Be careful what you wish for.
If you do want to move ahead, domain experts should closely collaborate with technical teams to help design the inputs, actions, and rewards. For inputs, seek the smallest set of information you could use to make a good decision. For actions, ask how much flexibility you want to give the system; start simple and later expand the range of actions. For rewards, think carefully about the outcomes — and be careful to avoid falling into the traps of considering one variable in isolation or opting for short-term gains with long-term pains.

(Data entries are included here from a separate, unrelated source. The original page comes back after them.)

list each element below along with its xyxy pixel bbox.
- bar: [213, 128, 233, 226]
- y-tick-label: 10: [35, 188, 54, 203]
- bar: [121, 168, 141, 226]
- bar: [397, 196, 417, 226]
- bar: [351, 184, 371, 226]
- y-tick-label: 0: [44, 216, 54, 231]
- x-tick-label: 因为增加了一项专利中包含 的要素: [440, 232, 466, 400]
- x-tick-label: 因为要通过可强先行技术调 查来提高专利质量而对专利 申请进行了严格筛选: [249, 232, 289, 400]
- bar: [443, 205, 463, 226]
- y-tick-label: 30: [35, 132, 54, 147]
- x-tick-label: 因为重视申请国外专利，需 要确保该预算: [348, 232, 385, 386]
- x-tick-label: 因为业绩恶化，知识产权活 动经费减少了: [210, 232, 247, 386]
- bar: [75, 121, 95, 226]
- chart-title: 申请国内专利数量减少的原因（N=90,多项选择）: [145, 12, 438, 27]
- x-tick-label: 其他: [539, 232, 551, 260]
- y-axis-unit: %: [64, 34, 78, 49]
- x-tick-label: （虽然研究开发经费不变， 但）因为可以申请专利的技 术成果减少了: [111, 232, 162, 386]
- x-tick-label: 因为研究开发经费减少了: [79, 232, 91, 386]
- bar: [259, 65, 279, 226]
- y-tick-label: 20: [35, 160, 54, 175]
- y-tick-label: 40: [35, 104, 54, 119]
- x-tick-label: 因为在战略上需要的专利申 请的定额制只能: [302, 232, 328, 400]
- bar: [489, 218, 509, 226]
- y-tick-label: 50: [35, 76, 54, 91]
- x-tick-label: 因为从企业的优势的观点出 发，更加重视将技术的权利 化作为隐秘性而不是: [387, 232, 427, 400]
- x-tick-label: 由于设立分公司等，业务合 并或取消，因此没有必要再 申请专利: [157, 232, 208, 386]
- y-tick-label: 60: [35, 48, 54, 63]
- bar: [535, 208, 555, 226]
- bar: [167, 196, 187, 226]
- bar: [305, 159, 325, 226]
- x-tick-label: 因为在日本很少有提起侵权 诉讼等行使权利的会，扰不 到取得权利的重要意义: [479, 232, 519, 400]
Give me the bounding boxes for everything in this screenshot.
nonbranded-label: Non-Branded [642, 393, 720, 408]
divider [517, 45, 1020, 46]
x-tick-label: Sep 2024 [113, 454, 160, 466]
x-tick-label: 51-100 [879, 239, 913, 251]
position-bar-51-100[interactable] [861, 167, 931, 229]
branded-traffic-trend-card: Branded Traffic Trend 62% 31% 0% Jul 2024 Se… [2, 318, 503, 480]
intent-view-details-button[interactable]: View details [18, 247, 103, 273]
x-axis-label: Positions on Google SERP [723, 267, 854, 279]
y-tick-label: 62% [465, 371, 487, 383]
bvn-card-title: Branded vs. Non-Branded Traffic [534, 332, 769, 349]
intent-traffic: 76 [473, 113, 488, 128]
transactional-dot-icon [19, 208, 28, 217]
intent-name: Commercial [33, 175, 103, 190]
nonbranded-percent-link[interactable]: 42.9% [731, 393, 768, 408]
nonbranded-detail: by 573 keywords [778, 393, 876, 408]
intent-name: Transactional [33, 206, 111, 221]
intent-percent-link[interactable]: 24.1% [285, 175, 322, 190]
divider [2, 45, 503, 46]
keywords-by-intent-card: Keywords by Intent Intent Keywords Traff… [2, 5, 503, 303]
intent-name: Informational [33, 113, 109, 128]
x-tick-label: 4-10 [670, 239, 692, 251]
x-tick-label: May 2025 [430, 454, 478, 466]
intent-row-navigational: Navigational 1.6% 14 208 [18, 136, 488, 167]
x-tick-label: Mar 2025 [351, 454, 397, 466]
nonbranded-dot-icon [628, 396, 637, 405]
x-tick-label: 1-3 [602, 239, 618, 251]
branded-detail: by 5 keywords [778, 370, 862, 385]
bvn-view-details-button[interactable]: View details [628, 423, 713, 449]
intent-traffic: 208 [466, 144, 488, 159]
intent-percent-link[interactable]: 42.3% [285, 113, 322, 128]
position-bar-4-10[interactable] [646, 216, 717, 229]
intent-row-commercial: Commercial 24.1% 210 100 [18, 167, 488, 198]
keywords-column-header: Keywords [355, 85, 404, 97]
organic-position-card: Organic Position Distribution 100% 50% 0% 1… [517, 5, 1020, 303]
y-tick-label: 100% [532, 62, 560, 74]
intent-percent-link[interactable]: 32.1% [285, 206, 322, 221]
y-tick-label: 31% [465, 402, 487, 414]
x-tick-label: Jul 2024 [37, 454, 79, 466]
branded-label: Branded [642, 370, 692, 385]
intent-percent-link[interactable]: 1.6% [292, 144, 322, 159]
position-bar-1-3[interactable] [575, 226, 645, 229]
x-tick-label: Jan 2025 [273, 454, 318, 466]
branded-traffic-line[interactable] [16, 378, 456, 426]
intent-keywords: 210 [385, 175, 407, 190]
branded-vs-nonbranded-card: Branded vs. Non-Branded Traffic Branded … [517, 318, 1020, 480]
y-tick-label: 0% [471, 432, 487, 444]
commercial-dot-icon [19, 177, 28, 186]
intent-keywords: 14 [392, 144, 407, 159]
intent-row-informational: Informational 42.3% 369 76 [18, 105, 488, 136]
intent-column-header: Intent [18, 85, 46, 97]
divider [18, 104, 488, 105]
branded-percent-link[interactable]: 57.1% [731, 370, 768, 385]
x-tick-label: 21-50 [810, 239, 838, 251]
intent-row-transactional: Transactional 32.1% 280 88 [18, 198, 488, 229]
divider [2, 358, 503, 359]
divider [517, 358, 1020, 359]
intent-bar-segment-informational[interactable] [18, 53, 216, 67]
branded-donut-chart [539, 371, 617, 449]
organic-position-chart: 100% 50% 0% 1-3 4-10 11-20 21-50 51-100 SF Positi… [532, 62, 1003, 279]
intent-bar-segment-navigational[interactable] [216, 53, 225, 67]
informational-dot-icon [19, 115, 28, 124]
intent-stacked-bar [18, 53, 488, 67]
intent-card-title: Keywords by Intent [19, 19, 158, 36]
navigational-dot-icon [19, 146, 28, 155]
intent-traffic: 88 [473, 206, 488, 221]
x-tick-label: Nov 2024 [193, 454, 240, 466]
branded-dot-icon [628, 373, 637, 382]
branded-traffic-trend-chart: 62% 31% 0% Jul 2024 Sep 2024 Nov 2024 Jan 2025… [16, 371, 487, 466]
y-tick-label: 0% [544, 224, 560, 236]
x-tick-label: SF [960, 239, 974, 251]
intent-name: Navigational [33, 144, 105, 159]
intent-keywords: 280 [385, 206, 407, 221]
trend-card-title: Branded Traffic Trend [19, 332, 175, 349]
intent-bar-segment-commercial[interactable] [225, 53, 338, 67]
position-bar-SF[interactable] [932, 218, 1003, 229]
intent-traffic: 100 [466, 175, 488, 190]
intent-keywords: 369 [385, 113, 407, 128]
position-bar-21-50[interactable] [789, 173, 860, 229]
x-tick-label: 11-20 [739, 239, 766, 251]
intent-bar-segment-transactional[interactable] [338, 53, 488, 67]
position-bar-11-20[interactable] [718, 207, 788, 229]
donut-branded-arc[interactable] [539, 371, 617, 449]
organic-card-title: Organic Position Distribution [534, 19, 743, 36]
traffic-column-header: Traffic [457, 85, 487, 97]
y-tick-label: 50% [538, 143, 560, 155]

Ask whether it’s worth it.
Will the possible gains justify the costs for development? Many companies need to make digital transformation investments to have the systems and dense, data-generating business processes in place to really make reinforcement learning systems useful. To answer whether the investment will pay off, technical teams should take stock of computational resources to ensure you have the compute power required to support trials and allow the system to explore and identify the optimal sequence. (They may want to create a simulation environment to test the algorithm before releasing it live.) On the software front, if you’re planning to use a learning system for customer engagement, you need to have a system that can support A/B testing. This is critical to the learning process, as the algorithm needs to explore different options before it can latch onto which one works best. Finally, if your technology stack can only release features universally, you need likely to upgrade before you start optimizing.
Prepare to Be Patient.
And last but not least, as with many learning algorithms, you have to be open to errors early on while the system learns. It won’t find the optimal path from day one, but it will get there in time — and potentially find surprising, creative solutions beyond human imagination when it does.
While reinforcement learning is a mature technology, it’s only now starting to be applied in business settings. The technology shines when used to automate or optimize business processes that generate dense data, and where there could be unanticipated changes you couldn’t capture with formulas or rules. If you can spot an opportunity, and either lean on an in-house technical team or partner with experts in the space, there’s a window to apply this technology to outpace your competition.